Varicose veins are unsightly or bulging veins that appear on the surface of the skin. Sometimes these varicose veins are large, swollen and bulge out from the surface, and in some cases, they do not appear swollen, but are bright purple or reddish and branch out like spider’s legs; the latter are often called “spider veins.” Varicose veins create more of an aesthetic problem than health problems, but in some cases, they may signal an issue with the veins or with the cardiovascular system.
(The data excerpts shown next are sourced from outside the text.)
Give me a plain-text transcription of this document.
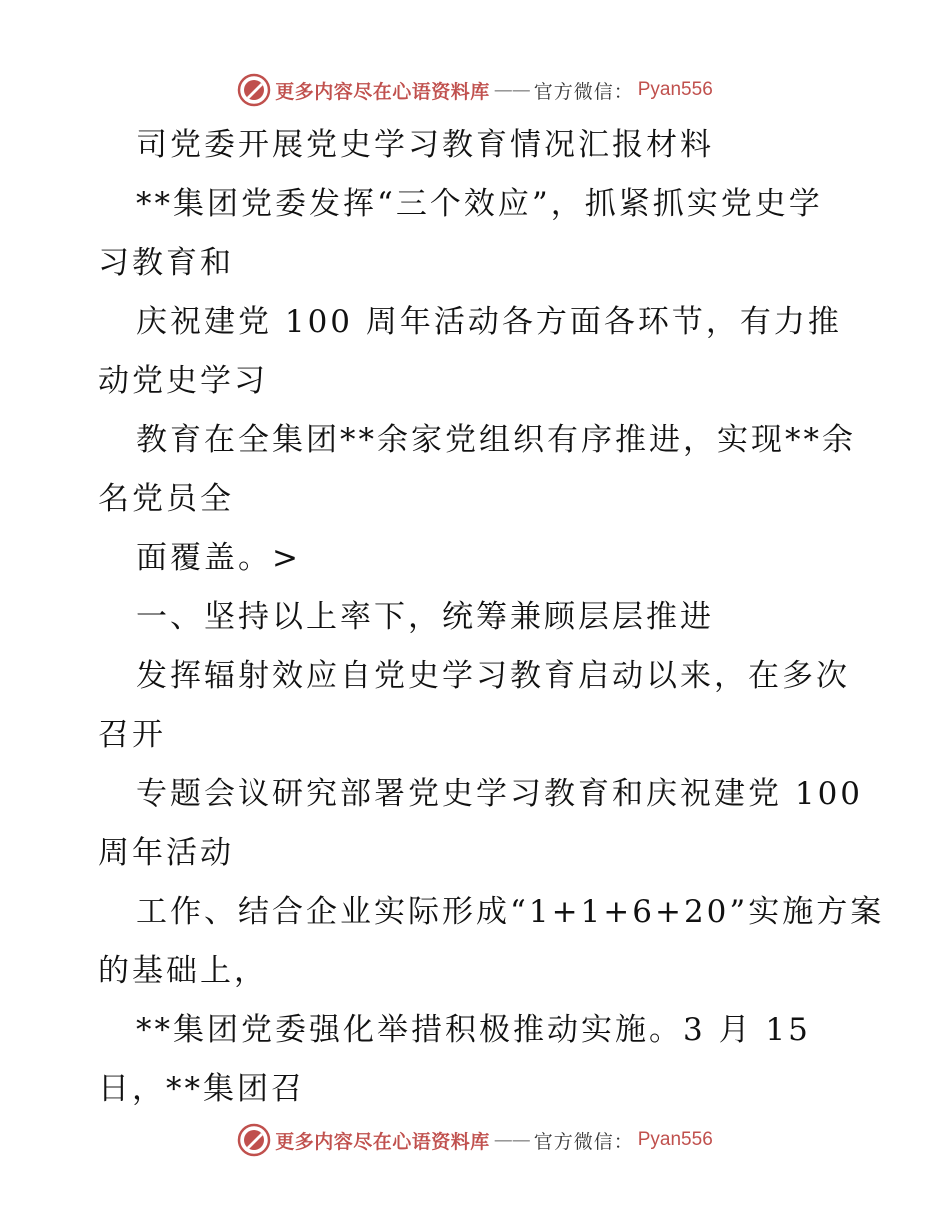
更多内容尽在心语资料库 —— 官方微信： Pyan556
司党委开展党史学习教育情况汇报材料
**集团党委发挥“三个效应”，抓紧抓实党史学
习教育和
庆祝建党 100 周年活动各方面各环节，有力推
动党史学习
教育在全集团**余家党组织有序推进，实现**余
名党员全
面覆盖。>
一、坚持以上率下，统筹兼顾层层推进
发挥辐射效应自党史学习教育启动以来，在多次
召开
专题会议研究部署党史学习教育和庆祝建党 100
周年活动
工作、结合企业实际形成“1+1+6+20”实施方案
的基础上，
**集团党委强化举措积极推动实施。3 月 15
日，**集团召
更多内容尽在心语资料库 —— 官方微信： Pyan556
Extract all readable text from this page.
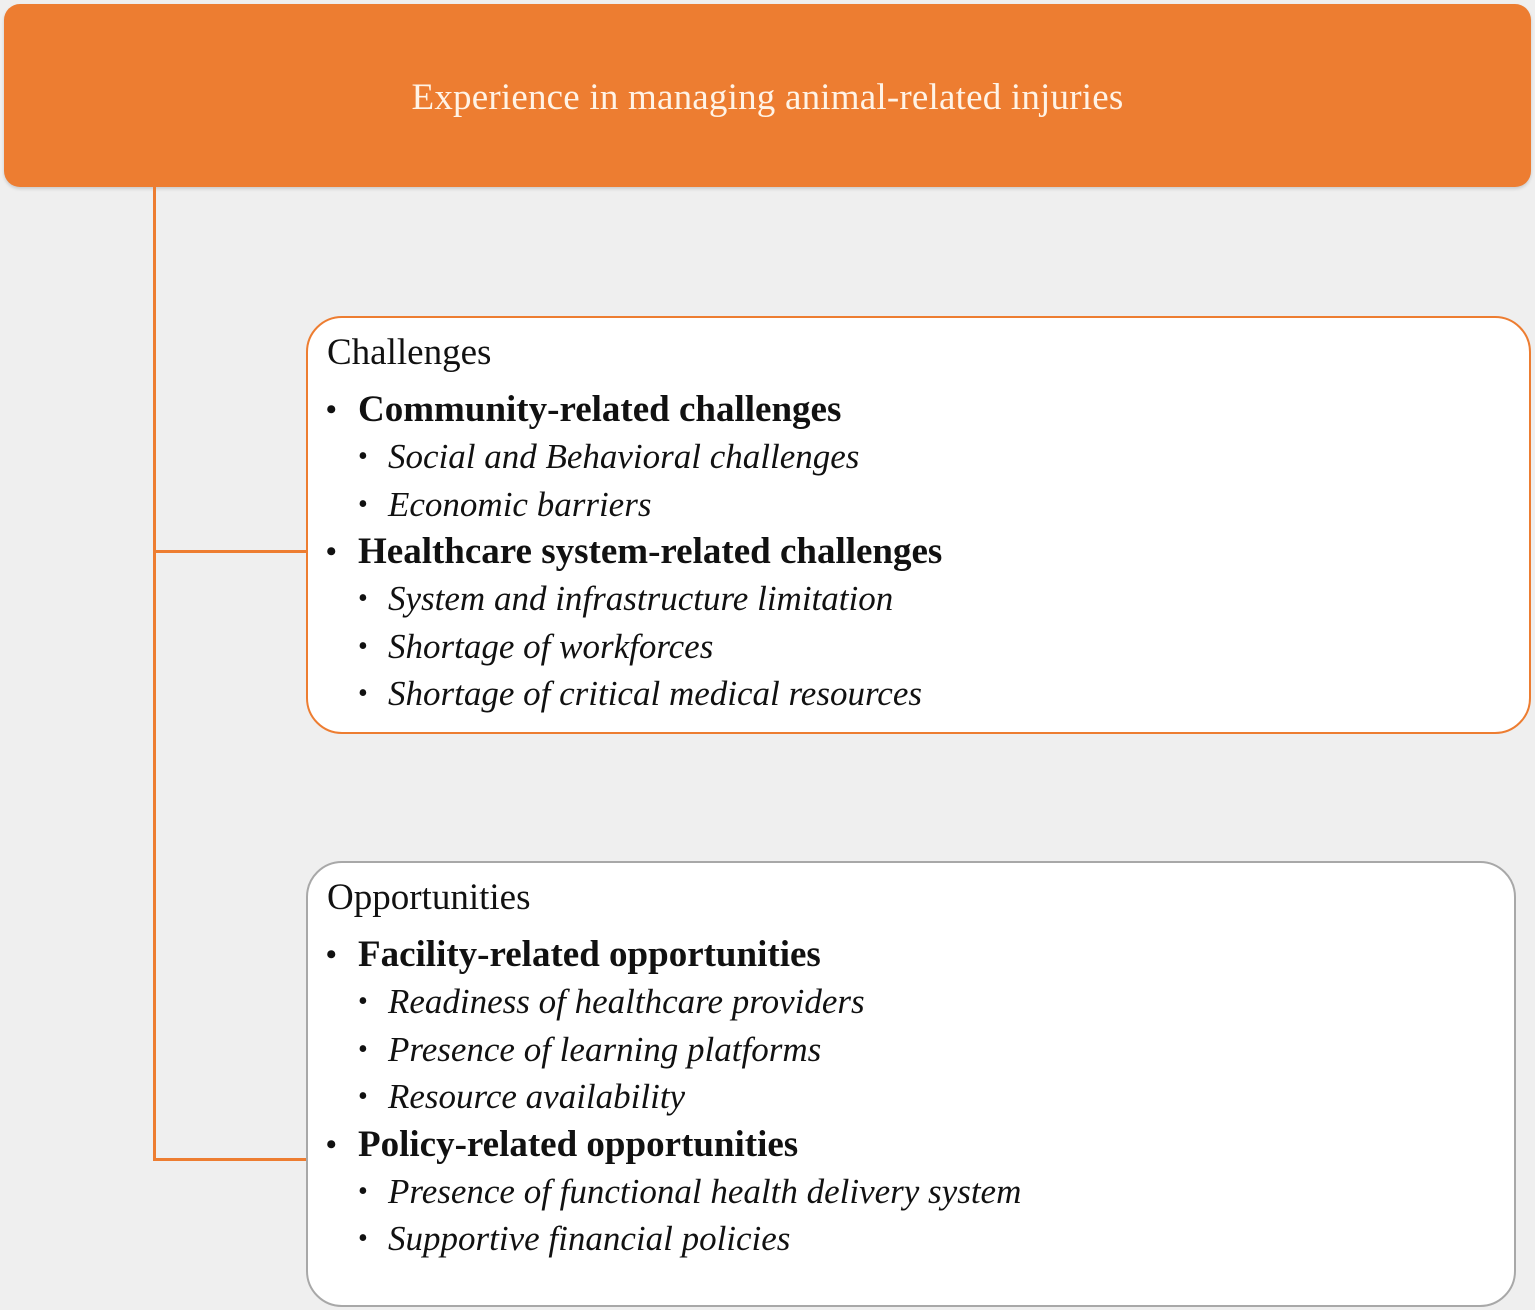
Experience in managing animal-related injuries
Challenges
• Community-related challenges
• Social and Behavioral challenges
• Economic barriers
• Healthcare system-related challenges
• System and infrastructure limitation
• Shortage of workforces
• Shortage of critical medical resources
Opportunities
• Facility-related opportunities
• Readiness of healthcare providers
• Presence of learning platforms
• Resource availability
• Policy-related opportunities
• Presence of functional health delivery system
• Supportive financial policies
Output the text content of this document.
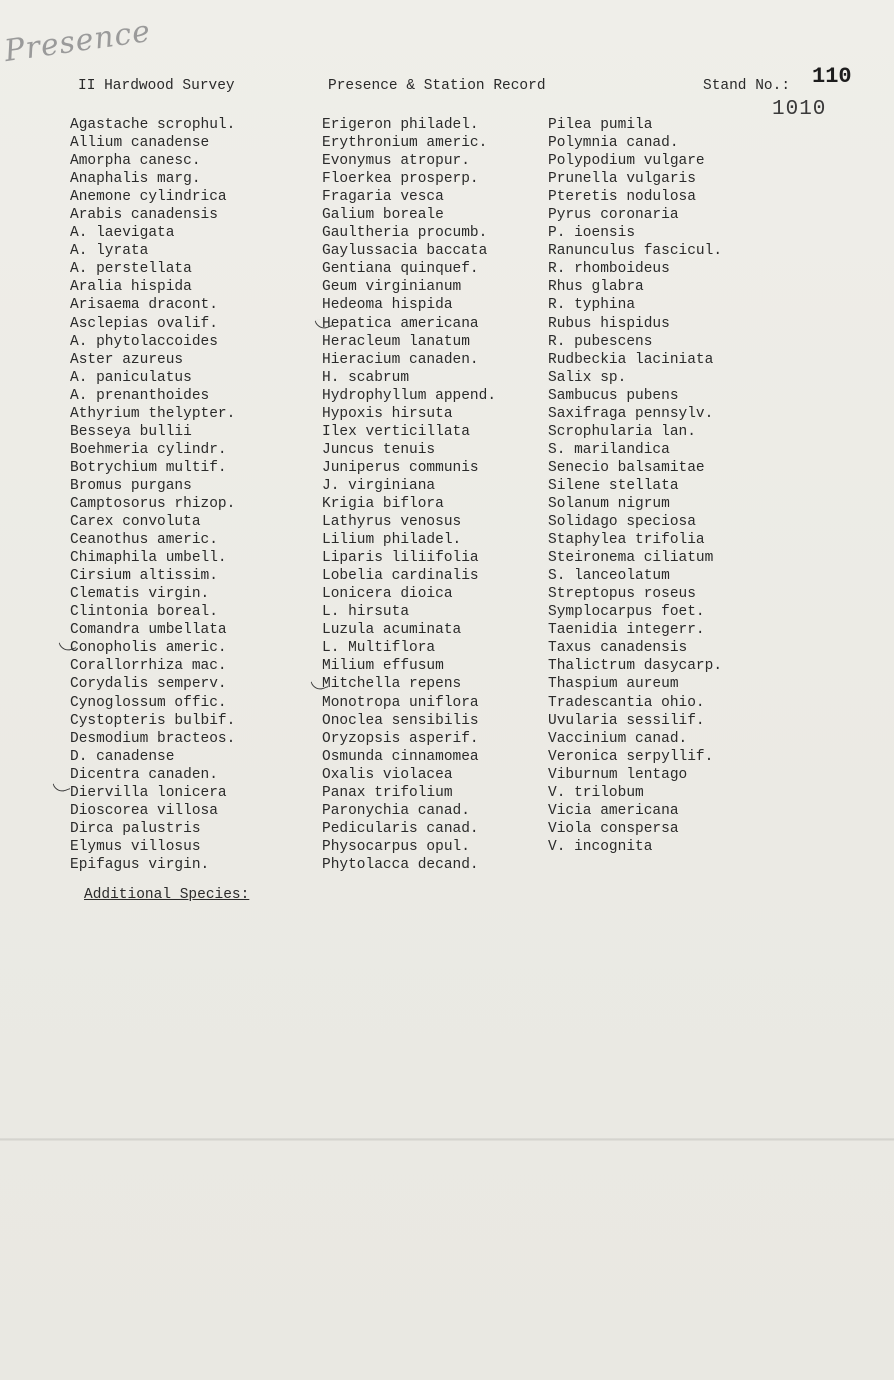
Presence
II Hardwood Survey	Presence & Station Record	Stand No.: 110
1010
Agastache scrophul.
Allium canadense
Amorpha canesc.
Anaphalis marg.
Anemone cylindrica
Arabis canadensis
A. laevigata
A. lyrata
A. perstellata
Aralia hispida
Arisaema dracont.
Asclepias ovalif.
A. phytolaccoides
Aster azureus
A. paniculatus
A. prenanthoides
Athyrium thelypter.
Besseya bullii
Boehmeria cylindr.
Botrychium multif.
Bromus purgans
Camptosorus rhizop.
Carex convoluta
Ceanothus americ.
Chimaphila umbell.
Cirsium altissim.
Clematis virgin.
Clintonia boreal.
Comandra umbellata
Conopholis americ.
Corallorrhiza mac.
Corydalis semperv.
Cynoglossum offic.
Cystopteris bulbif.
Desmodium bracteos.
D. canadense
Dicentra canaden.
Diervilla lonicera
Dioscorea villosa
Dirca palustris
Elymus villosus
Epifagus virgin.
Erigeron philadel.
Erythronium americ.
Evonymus atropur.
Floerkea prosperp.
Fragaria vesca
Galium boreale
Gaultheria procumb.
Gaylussacia baccata
Gentiana quinquef.
Geum virginianum
Hedeoma hispida
Hepatica americana
Heracleum lanatum
Hieracium canaden.
H. scabrum
Hydrophyllum append.
Hypoxis hirsuta
Ilex verticillata
Juncus tenuis
Juniperus communis
J. virginiana
Krigia biflora
Lathyrus venosus
Lilium philadel.
Liparis liliifolia
Lobelia cardinalis
Lonicera dioica
L. hirsuta
Luzula acuminata
L. Multiflora
Milium effusum
Mitchella repens
Monotropa uniflora
Onoclea sensibilis
Oryzopsis asperif.
Osmunda cinnamomea
Oxalis violacea
Panax trifolium
Paronychia canad.
Pedicularis canad.
Physocarpus opul.
Phytolacca decand.
Pilea pumila
Polymnia canad.
Polypodium vulgare
Prunella vulgaris
Pteretis nodulosa
Pyrus coronaria
P. ioensis
Ranunculus fascicul.
R. rhomboideus
Rhus glabra
R. typhina
Rubus hispidus
R. pubescens
Rudbeckia laciniata
Salix sp.
Sambucus pubens
Saxifraga pennsylv.
Scrophularia lan.
S. marilandica
Senecio balsamitae
Silene stellata
Solanum nigrum
Solidago speciosa
Staphylea trifolia
Steironema ciliatum
S. lanceolatum
Streptopus roseus
Symplocarpus foet.
Taenidia integerr.
Taxus canadensis
Thalictrum dasycarp.
Thaspium aureum
Tradescantia ohio.
Uvularia sessilif.
Vaccinium canad.
Veronica serpyllif.
Viburnum lentago
V. trilobum
Vicia americana
Viola conspersa
V. incognita
Additional Species:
The majority of those who suffer from varicose veins are women, although between 10% to 20% of men can develop this condition. Genes play a large role in the development of discolored or swollen veins; around 90% of those who have varicose veins had a mother or grandmother with the same condition. Laser surgery may correct this condition, but avoiding knee highs and high heels may prevent it from getting worse.
1. Sedentary Lifestyle
Many of us spend hours a day at desk jobs and more time driving to and from work. After work, we may sit in front of the television for hours. The sedentary nature of many of our lives can be responsible for weight gain, poor cardiovascular health and the development of varicose veins. The job of the veins is to take the blood back to the heart and lungs after it has been used by the organs.
If a person is sedentary, circulation is poor and slow, and the veins take longer to bring the blood back. As a result, clogs can develop in the veins and can cause varicose veins. One way to prevent and reduce the problem of varicose veins is to get at least 20 to 30 minutes of aerobic activity at least three times a week. Try walking to work instead of driving or riding the bus.